The solution: Scrivener. I keep all of my writing projects in scrivener these days. I use the snapshots feature to save anything I am going to do a deep rewrite on. If I am moving or getting rid of whole scenes, I drag them out of the manuscript folder but leave them in the project in case I need them later. If I am workshopping something, I either import people’s comments directly into a separate scrivener file or make the suggested changes directly on the scrivener document. The Scrivener manuscript always remains the most recent, cleanest version of that project. And that is a thing of beauty.

Indie

The third source of too many versions is simply being an indie writer, though traditional writers may have their own version of this same problem. You get your clean edited manuscript back from your editor and you start formatting. Print formatting and ebook formatting are different beasts, so the first step is to create two new versions of the clean document, one for print and one for ebooks.

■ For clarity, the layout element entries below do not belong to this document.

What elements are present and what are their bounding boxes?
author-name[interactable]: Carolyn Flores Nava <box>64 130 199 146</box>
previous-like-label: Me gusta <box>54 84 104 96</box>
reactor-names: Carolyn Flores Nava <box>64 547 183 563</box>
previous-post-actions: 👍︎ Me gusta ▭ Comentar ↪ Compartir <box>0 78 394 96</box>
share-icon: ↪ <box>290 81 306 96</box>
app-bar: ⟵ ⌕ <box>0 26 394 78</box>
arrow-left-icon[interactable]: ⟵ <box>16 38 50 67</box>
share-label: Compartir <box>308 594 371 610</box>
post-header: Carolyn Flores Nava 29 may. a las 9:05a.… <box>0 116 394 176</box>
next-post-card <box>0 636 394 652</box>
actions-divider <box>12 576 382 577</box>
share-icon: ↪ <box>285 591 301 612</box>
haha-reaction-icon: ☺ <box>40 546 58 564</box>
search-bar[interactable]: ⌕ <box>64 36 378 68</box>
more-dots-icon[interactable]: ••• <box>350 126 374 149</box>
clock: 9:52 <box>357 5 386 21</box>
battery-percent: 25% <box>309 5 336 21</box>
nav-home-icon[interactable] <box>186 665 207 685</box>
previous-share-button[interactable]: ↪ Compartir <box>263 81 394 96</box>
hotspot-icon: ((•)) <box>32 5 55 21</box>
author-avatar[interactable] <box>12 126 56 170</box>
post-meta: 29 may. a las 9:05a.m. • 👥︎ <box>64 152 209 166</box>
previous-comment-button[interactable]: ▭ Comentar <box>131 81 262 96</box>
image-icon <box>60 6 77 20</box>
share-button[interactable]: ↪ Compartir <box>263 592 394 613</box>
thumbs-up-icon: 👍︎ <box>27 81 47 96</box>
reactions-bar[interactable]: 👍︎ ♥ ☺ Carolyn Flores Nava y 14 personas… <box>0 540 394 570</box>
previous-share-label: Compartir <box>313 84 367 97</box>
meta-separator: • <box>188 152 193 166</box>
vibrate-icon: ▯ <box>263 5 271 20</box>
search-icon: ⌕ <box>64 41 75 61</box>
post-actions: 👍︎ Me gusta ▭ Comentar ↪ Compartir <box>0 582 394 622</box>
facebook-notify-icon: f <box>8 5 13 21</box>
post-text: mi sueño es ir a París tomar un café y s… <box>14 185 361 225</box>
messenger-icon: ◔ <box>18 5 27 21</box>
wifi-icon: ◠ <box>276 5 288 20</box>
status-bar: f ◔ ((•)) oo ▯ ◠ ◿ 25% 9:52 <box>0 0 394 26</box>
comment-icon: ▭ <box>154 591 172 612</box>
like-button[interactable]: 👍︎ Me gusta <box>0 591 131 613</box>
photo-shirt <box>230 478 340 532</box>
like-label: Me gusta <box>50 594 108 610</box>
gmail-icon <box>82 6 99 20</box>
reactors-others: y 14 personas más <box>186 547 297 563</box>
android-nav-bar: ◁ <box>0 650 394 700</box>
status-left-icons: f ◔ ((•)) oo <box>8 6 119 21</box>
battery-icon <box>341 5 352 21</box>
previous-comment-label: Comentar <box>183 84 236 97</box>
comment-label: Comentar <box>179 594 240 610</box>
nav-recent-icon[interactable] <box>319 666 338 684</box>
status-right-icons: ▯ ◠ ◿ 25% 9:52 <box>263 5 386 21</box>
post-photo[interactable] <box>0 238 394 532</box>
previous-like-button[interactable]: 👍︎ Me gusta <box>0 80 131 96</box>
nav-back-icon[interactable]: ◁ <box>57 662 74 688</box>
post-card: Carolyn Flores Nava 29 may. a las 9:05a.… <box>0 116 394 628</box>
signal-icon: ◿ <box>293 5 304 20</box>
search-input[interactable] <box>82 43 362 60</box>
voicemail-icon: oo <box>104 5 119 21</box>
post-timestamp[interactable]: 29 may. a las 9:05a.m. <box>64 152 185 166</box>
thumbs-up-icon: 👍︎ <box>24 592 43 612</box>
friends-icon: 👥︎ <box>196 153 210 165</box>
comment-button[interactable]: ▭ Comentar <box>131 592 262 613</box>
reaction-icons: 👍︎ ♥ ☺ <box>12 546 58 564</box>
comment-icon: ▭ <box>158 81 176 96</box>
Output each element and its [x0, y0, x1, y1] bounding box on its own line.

Every author, whether indie or trad, knows the horror of seeing your book in print for the first time and spotting a typo. Argh! If you are trad, you complain to your publisher and then grumble in your writers group until they finally get around to fixing it. (And if it’s not POD, don’t expect them to be able to do anything.) If you are indie, you go back and change it yourself. Oh, but did you also change it in the mobi file? the epub? The original document? Personally, I am way too ADHD to get to them all. It’s a struggle.

Traditional authors aren’t immune to this problem. Every publisher/editor/agent has their own set of submission guidelines. By the time you have spent a year and half trying to sell a manuscript, submitting it to dozens of agents, you will have a pile of version, each formatted to this or that person’s taste.

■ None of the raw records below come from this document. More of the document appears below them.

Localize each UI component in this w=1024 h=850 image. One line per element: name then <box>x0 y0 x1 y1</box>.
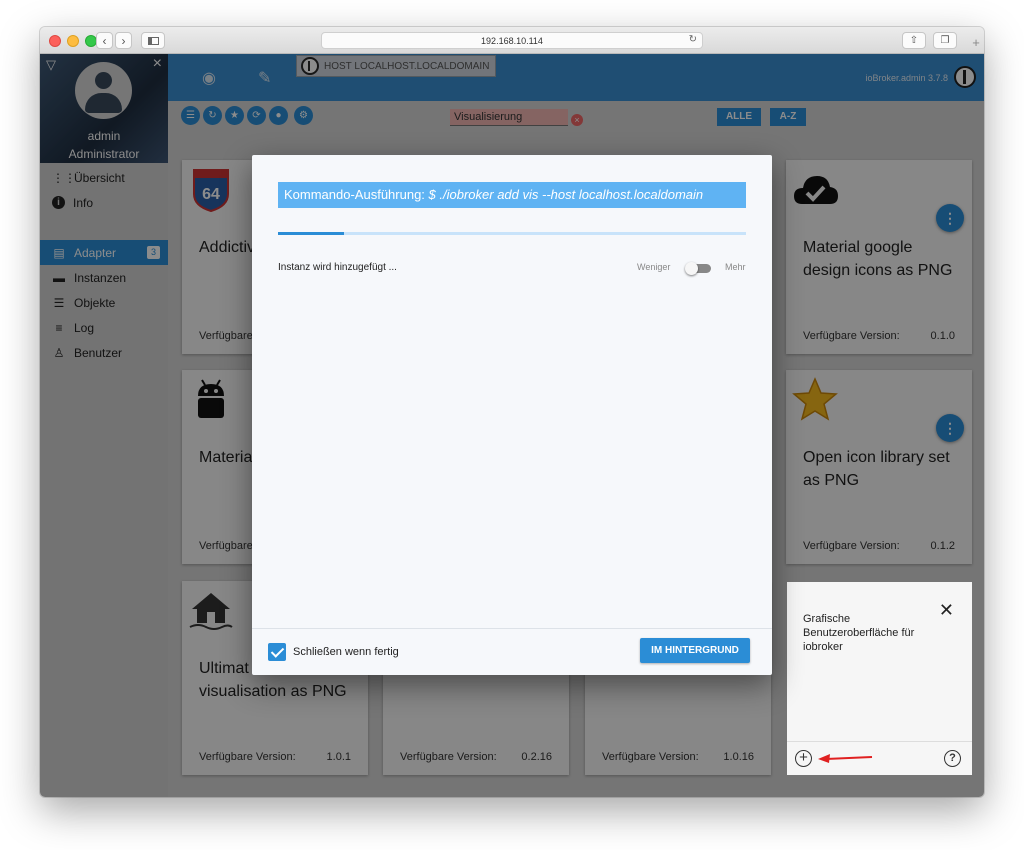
browser-window: ‹ › 192.168.10.114 ↻ ⇧ ❐ + ▽ × admin Adm… <box>40 27 984 797</box>
new-tab-button[interactable]: + <box>968 35 984 53</box>
share-button[interactable]: ⇧ <box>902 32 926 49</box>
adapter-info-footer: + ? <box>787 741 972 775</box>
less-label: Weniger <box>637 262 671 272</box>
page-content: ▽ × admin Administrator ⋮⋮ Übersicht i I… <box>40 54 984 797</box>
share-icon: ⇧ <box>909 35 919 46</box>
adapter-info-card: Grafische Benutzeroberfläche für iobroke… <box>787 582 972 775</box>
chevron-left-icon: ‹ <box>102 33 107 48</box>
progress-fill <box>278 232 344 235</box>
background-button[interactable]: IM HINTERGRUND <box>640 638 750 663</box>
minimize-window-button[interactable] <box>67 35 79 47</box>
dialog-title-prefix: Kommando-Ausführung: <box>284 187 425 202</box>
more-label: Mehr <box>725 262 746 272</box>
chevron-right-icon: › <box>121 33 126 48</box>
url-text: 192.168.10.114 <box>481 35 543 46</box>
address-bar[interactable]: 192.168.10.114 ↻ <box>321 32 703 49</box>
close-window-button[interactable] <box>49 35 61 47</box>
help-icon[interactable]: ? <box>944 750 961 767</box>
sidebar-icon <box>147 36 159 45</box>
command-dialog: Kommando-Ausführung: $ ./iobroker add vi… <box>252 155 772 675</box>
sidebar-toggle-button[interactable] <box>141 32 165 49</box>
dialog-footer: Schließen wenn fertig IM HINTERGRUND <box>252 628 772 675</box>
close-when-done-label: Schließen wenn fertig <box>293 646 399 658</box>
tabs-icon: ❐ <box>940 35 950 46</box>
close-icon[interactable]: ✕ <box>939 600 954 621</box>
back-button[interactable]: ‹ <box>96 32 113 49</box>
close-when-done-checkbox[interactable] <box>268 643 286 661</box>
annotation-arrow-icon <box>818 754 873 763</box>
dialog-title: Kommando-Ausführung: $ ./iobroker add vi… <box>278 182 746 208</box>
forward-button[interactable]: › <box>115 32 132 49</box>
adapter-description: Grafische Benutzeroberfläche für iobroke… <box>803 613 915 653</box>
status-text: Instanz wird hinzugefügt ... <box>278 262 397 273</box>
add-instance-icon[interactable]: + <box>795 750 812 767</box>
browser-titlebar: ‹ › 192.168.10.114 ↻ ⇧ ❐ + <box>40 27 984 54</box>
dialog-command: $ ./iobroker add vis --host localhost.lo… <box>428 187 704 202</box>
reload-icon[interactable]: ↻ <box>689 34 697 45</box>
detail-toggle[interactable] <box>685 262 711 275</box>
tabs-button[interactable]: ❐ <box>933 32 957 49</box>
progress-bar <box>278 232 746 235</box>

Multiply each of these three issues by several novels and you will see what I am dealing with.

Solution: Become a scrivener power user. This brings us full circle to the original intent of this post, formatting and compiling in scrivener. This post has grown to the point where it might be best broke into two. For now, learning to use Scrivener’s compile feature means that you can create multiple versions, all based off the same document. A year from now when you need to update something, you do it in Scrivener. When you resubmit, you do it from Scrivener. You never have to wonder which version of your novel is the most current, and did you correct those pesky little mistakes in all versions or not? It’s all in one place.